26

1.3K 127 5
                                    

Saat Leo berkata akan menitipkan Jennie di rumahnya, pikiran Vidia langsung lari kemana-mana, terutama kakaknya Dhirga. Kakaknya itu jelas akan menolak jika Jennie akan tinggal di rumah walau sebentar, tapi itu semua bisa menunggu, karena kakaknya juga tidak berada di Indonesia sekarang. Untuk sekarang ia bisa dibilang aman.

"Kata Senja kita cukup dekat. Benar, kah?"

Vidia tersentak dari lamunan sesaatnya dan menoleh ke arah Jennie yang sedang duduk di ranjangnya.

"Bisa dibilang begitu, tapi sebenarnya kau punya satu teman lagi yang cukup dekat."

"Oh ya?" Jennie menanggapi dengan antusias.

Tangannya kemudian menepuk sisi kosong tempat tidur dan mengisyaratkan pada Vidia yang duduk di kursi belajarnya mendekat. Menurut, Vidia akhirnya mendekat dan duduk berhadapan dengan gadis cantik itu.

"Coba ceritakan tentang dirinya, dan kenapa dia tidak menemuiku saat ini."

Vidia menatap Jennie sebentar dan menghela napas. "Namanya Ara, dia terlalu sibuk untuk menemuimu saat ini, tapi tenang saja, aku sudah memberitahukan kalau kau sudah kembali. Dia bilang akan menengokmu besok atau lusa."

"Kenapa dia begitu sibuk?"

"Ara seorang aktris. Sebentar, aku akan memperlihatkan fotonya."

Tangan Vidia dengan cepat meraih ponselnya yang ada di nakas dan mencari foto Ara yang kebetulan ada di galeri ponselnya.
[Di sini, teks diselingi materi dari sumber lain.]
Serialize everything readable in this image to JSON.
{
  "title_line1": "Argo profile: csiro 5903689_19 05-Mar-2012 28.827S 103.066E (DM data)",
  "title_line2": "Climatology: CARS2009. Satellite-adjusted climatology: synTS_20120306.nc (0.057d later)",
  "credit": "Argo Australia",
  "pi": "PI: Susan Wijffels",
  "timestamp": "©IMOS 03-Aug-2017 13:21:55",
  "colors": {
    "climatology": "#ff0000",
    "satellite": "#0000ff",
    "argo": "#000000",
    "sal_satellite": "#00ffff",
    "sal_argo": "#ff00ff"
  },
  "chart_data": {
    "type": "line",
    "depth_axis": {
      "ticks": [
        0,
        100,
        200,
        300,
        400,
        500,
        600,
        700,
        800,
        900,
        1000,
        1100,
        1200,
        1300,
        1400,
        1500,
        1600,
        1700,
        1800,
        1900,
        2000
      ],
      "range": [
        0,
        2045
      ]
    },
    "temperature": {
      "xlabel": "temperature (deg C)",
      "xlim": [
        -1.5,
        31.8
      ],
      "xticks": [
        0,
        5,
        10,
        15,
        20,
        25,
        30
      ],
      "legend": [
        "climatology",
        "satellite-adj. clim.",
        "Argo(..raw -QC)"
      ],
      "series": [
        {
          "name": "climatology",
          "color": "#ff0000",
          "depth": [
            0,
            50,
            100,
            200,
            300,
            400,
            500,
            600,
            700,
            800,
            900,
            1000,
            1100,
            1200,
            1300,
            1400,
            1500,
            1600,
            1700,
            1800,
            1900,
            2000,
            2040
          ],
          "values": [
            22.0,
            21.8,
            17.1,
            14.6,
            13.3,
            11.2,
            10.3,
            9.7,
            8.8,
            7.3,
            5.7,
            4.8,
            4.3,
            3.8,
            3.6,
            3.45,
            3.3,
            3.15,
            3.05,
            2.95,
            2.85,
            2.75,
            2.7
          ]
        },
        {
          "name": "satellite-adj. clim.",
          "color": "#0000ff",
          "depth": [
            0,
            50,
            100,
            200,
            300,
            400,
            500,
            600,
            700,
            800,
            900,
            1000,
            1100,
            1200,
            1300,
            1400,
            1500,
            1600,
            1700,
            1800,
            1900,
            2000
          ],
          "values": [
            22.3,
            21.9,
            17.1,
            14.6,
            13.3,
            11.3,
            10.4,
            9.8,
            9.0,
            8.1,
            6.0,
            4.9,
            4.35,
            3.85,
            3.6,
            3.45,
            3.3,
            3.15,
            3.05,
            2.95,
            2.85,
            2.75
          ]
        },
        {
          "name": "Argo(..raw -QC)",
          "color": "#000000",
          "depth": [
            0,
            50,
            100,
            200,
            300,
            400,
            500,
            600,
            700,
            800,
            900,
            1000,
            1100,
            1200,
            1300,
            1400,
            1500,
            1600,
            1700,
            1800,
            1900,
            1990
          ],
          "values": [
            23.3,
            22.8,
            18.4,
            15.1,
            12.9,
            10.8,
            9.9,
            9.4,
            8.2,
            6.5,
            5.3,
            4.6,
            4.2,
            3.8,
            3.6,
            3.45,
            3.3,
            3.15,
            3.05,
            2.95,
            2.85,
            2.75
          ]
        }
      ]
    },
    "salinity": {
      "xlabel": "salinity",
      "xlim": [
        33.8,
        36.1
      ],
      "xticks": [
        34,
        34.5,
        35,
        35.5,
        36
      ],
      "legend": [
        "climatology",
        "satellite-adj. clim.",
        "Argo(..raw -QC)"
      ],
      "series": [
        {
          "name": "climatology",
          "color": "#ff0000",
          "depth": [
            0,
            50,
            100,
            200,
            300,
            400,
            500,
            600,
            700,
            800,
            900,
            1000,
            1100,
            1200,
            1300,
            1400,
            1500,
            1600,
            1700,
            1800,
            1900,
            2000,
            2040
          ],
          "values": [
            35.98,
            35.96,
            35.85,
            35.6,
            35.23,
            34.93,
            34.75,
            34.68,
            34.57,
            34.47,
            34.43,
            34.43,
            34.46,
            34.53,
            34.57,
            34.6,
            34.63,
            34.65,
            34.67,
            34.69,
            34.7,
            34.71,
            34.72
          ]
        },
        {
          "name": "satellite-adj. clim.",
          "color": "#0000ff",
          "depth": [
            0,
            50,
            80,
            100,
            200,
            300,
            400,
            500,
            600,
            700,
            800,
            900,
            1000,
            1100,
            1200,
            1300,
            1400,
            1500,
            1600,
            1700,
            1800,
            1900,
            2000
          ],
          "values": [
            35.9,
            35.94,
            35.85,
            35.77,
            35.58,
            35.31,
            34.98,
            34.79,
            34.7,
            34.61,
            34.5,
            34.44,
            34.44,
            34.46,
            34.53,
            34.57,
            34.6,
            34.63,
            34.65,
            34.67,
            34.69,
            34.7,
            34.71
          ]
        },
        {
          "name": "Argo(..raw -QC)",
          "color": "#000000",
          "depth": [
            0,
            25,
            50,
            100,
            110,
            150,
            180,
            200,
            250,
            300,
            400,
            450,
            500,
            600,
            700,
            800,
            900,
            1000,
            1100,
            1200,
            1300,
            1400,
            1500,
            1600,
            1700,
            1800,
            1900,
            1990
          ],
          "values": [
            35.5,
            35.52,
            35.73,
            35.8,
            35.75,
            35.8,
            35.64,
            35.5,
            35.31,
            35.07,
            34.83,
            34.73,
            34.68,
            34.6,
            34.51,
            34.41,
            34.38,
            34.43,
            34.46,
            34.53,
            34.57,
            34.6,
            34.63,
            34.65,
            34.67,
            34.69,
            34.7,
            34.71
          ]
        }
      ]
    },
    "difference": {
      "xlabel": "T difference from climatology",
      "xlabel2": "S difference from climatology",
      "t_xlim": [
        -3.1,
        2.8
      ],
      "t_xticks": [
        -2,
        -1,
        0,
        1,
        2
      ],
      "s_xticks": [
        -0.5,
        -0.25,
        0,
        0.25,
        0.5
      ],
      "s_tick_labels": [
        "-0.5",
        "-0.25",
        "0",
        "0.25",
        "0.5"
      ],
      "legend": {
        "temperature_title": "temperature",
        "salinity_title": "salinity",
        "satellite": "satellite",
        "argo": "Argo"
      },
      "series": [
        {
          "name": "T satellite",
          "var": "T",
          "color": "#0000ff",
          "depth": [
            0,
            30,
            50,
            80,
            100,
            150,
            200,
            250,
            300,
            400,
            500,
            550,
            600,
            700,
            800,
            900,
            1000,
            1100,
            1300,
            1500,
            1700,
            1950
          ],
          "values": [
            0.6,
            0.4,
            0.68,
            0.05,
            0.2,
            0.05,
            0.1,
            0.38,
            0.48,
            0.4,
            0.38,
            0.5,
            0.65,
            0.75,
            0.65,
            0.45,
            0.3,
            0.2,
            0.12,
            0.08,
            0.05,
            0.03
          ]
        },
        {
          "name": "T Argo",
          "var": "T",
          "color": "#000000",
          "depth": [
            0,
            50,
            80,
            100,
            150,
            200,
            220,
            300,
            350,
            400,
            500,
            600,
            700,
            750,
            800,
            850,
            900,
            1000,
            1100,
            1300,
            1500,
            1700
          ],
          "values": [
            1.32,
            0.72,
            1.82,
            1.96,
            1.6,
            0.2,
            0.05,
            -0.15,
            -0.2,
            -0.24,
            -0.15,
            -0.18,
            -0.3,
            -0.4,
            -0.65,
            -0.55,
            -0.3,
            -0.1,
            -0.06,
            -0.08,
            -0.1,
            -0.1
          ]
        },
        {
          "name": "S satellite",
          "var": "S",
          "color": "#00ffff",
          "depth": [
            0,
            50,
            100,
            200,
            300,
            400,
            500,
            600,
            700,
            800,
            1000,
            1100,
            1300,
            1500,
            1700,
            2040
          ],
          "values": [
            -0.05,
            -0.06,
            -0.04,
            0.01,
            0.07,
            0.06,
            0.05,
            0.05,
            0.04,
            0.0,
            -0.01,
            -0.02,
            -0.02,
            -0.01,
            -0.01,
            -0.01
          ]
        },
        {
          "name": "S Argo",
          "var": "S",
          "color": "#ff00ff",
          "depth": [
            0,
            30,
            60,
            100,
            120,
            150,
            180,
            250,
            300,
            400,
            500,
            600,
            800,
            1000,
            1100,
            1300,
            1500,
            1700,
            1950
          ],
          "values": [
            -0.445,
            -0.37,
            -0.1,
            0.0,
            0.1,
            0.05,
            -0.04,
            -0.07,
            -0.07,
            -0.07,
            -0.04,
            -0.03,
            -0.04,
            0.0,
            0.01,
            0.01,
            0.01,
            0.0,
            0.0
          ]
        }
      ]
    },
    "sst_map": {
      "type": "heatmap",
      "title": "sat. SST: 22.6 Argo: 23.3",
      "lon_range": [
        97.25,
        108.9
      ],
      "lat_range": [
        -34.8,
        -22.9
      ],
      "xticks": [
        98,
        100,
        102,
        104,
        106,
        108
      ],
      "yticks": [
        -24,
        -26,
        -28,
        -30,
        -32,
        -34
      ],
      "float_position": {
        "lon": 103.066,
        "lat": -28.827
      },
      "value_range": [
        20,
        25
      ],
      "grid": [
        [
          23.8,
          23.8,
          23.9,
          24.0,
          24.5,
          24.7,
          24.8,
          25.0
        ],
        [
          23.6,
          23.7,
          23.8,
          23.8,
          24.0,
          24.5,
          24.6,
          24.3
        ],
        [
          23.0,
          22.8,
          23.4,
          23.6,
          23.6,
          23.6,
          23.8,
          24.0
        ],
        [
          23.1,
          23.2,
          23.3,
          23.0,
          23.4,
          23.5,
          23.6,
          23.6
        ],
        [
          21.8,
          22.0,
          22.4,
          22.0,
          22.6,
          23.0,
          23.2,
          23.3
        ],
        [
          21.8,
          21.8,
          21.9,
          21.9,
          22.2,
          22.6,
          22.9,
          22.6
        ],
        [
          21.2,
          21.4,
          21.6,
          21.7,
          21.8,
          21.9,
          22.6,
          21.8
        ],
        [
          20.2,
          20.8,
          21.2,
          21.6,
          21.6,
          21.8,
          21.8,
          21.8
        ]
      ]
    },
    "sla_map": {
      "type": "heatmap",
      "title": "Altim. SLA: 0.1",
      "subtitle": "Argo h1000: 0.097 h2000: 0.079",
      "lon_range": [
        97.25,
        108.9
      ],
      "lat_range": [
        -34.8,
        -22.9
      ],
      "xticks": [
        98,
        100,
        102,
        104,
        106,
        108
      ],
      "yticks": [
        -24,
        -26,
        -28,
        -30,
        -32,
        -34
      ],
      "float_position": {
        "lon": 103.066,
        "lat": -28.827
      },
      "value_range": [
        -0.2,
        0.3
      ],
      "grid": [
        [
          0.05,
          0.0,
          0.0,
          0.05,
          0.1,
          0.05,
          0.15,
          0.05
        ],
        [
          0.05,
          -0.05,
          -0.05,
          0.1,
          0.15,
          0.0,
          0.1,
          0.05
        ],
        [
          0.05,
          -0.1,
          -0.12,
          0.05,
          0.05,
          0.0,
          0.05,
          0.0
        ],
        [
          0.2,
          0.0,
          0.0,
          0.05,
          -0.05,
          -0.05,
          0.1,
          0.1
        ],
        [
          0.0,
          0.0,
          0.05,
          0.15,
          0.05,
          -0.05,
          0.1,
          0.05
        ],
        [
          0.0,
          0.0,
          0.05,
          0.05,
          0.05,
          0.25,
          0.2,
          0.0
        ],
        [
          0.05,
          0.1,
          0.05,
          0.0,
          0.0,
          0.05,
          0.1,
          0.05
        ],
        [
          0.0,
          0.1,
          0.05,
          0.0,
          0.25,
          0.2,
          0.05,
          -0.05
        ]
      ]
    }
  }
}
Semakin bertambah umur biasanya tingkat kenarsisan seseorang akan berkurang, tapi Vidia rasa itu tidak berlaku pada Ara. Sejak resmi terjun ke dunia hiburan anak itu jadi kelewat narsis hingga punya hobi tersendiri buat berfoto di ponselnya. Sebenarnya Vidia sudah berusaha menghapusnya, tapi karena itu terlalu banyak jadi ia putuskan untuk membiarkannya. Tangannya kemudian menyodorkan benda persegi itu pada Jennie. Gadis itu langsung tersenyum saat matanya berjumpa dengan potret Ara yang sedang berpose sedemikian rupa.

"Dia cantik."

"Iya."

"Ah ya! Boleh aku tanya sesuatu?"

Kepala Vidia mengangguk dan langusng ditimpali Jennie dengan senyum simpul penuh kelegaan, tapi diam-diam Vidia dapat merasakan ada kekhawatiran di mata gadis itu.

"Kenapa kak Leo nggak ngajak aku ke rumah dia? Dan kenapa aku harus tinggal di rumah kamu?"

Sebenarnya Vidia tidak pernah benar-benar tahu apa yang terjadi di antara manusia serigala dan vampir hingga mereka bisa bermusuhan sedemikian rupa, tapi jika melihat masa lalu, pasti ada satu kejadian yang menyebabkan permusuhan ini. Suatu kejadian yang Vidia yakin betul adalah hal yang sangat besar.

"Kak Vidia, aku diajakin si tuyul main ke kuburan. Boleh, nggak?"

Tiba-tiba sebuau suara cempreng nan imut muncul di balik badannya dan membuat Vidia menoleh. Di sana ada Sasuke yang masih seimut biasanya dan sedang melayang di sisi lantai dekat kaki ranjang. Vidia berpikir sejenak untuk mempertimbangkan, karena yang ngajak main Sasuke ini tuyul. Makhluk yang suka melakukan perbuatan tidak bagus.

"Boleh, tapi inget! Nggak boleh ikut-ikutan nyolong kayak mereka, oke?"

Sasuke memberikan kedua jempolnya pada Vidia dan tersenyum lebar. Hantu imut itu lalu berbalik dengan antusias kemudian menembus tembok dan menghilang dari kamarnya.

"Hantu, ya?"

Kepala Vidia tertoleh lagi pada Jennie yang ikut memandangi udara kosong yang tadi sempat Vidia tengok karena keberadaan Sasuke. Gadis itu kemudian mengangguk. "Iya. Kamu tahu kalau aku bisa lihat hantu?"

"Aku tahu dari Senja."

Vidia tersenyum lebar lalu dengan begitu saja memeluk Jennie ke dalam pelukannya. Pelukan hangat dari seorang teman yang merindukan temannya, yang membuat Vidia tanpa sadar larut dalam rasa haru yang mungkin akan jadi tangis haru jika saja pintu kamarnya tidak diketuk lebih dulu.